The latest downturn coincides with escalating trade tensions between the U.S. and China, which are set to intensify with new tariffs imposed by Beijing on selected U.S. agricultural goods. These tariffs are a direct response to Trump’s recent hike on Chinese imports, creating heightened uncertainty in the markets and for financial policymakers alike.
Federal Reserve Chairman Jerome Powell further compounded the worries on Friday by reaffirming the central bank’s cautious approach to interest rates. His remarks came in the wake of disappointing U.S. nonfarm payrolls data and contributed to speculation around potential rate cuts from the Fed—up to three expected this year. Observers note that these overarching macroeconomic factors have diverted investors’ attention from Trump’s recent strategic announcement concerning a BTC stockpile, perceived initially as positive news.
According to analytics firm IntoTheBlock, the drop in Bitcoin’s value—witnessed as prices plummeted from $90,000 to below $87,000 shortly after the announcement—suggests that any optimism about Trump’s involvement in the cryptocurrency realm has been overshadowed by looming tariff war concerns. The firm’s latest newsletter highlighted the increasing strength of the correlation between Bitcoin, ether, and U.S. stock performance, which appears to be negatively affected by fears stemming from the trade war.

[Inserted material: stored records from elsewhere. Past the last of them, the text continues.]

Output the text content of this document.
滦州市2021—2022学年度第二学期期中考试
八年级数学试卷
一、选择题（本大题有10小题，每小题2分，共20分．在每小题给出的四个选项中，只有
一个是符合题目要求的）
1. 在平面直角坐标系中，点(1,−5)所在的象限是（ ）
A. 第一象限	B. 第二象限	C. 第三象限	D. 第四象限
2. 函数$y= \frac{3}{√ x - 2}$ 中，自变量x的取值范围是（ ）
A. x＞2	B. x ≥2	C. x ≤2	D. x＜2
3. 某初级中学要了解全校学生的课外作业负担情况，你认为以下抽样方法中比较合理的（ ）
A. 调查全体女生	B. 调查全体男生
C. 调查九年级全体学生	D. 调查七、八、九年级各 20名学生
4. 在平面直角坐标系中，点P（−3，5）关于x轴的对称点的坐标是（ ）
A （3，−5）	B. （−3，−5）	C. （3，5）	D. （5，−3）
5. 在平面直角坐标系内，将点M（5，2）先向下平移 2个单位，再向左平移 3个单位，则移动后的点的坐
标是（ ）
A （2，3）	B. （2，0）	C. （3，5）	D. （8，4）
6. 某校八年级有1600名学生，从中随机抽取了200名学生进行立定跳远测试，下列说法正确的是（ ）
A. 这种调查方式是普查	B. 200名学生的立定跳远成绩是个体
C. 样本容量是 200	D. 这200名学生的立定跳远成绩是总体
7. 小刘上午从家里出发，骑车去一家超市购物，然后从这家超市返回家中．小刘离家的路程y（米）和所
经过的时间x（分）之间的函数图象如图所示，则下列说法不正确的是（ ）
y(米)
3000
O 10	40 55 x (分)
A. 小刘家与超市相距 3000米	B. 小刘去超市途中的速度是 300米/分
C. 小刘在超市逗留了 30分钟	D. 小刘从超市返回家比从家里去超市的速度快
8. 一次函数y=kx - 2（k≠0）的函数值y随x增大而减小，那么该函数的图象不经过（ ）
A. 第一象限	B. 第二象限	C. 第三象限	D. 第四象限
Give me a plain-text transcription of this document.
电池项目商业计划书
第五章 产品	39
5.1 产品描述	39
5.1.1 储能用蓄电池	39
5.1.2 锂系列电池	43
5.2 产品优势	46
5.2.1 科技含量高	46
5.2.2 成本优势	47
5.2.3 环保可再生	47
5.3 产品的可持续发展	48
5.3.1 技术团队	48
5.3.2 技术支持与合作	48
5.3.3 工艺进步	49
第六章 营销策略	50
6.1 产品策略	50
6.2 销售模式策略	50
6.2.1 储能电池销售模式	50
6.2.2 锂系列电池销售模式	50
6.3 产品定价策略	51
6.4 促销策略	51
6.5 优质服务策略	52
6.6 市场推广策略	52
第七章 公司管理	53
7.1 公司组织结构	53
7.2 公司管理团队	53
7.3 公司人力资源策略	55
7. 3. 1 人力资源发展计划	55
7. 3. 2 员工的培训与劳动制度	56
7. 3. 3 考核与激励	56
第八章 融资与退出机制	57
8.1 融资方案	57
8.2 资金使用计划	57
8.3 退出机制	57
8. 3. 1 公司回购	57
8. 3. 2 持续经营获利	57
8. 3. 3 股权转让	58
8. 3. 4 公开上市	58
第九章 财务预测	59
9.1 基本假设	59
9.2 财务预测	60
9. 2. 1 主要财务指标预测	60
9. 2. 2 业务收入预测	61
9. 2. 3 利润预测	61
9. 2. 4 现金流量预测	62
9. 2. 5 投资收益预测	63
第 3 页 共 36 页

Trump’s further comments, indicating a lack of concern about stock market movements and a focus on lower long-term interest rates, have raised questions about the feasibility of a bullish market under his administration. Investor expectations may have been overly optimistic regarding the impact of Trump’s policies on market performance.
Noelle Acheson, an authority on macroeconomic influences in cryptocurrency markets, pointed out in her latest analysis that Bitcoin’s disappointing price action following the strategic stockpile announcement emphasizes the weight of macroeconomic concerns on crypto assets.
Figures from the daily price chart suggest that buyers had previously stepped in just below the 200-day simple moving average (SMA), notably seen on February 28 and March 2, indicating that the market is poised to closely monitor this level for potential reversal in trading dynamics. As traders remain vigilant, this developing narrative within the broader economic landscape will continue to shape the trajectory of Bitcoin and possibly other cryptocurrencies moving forward.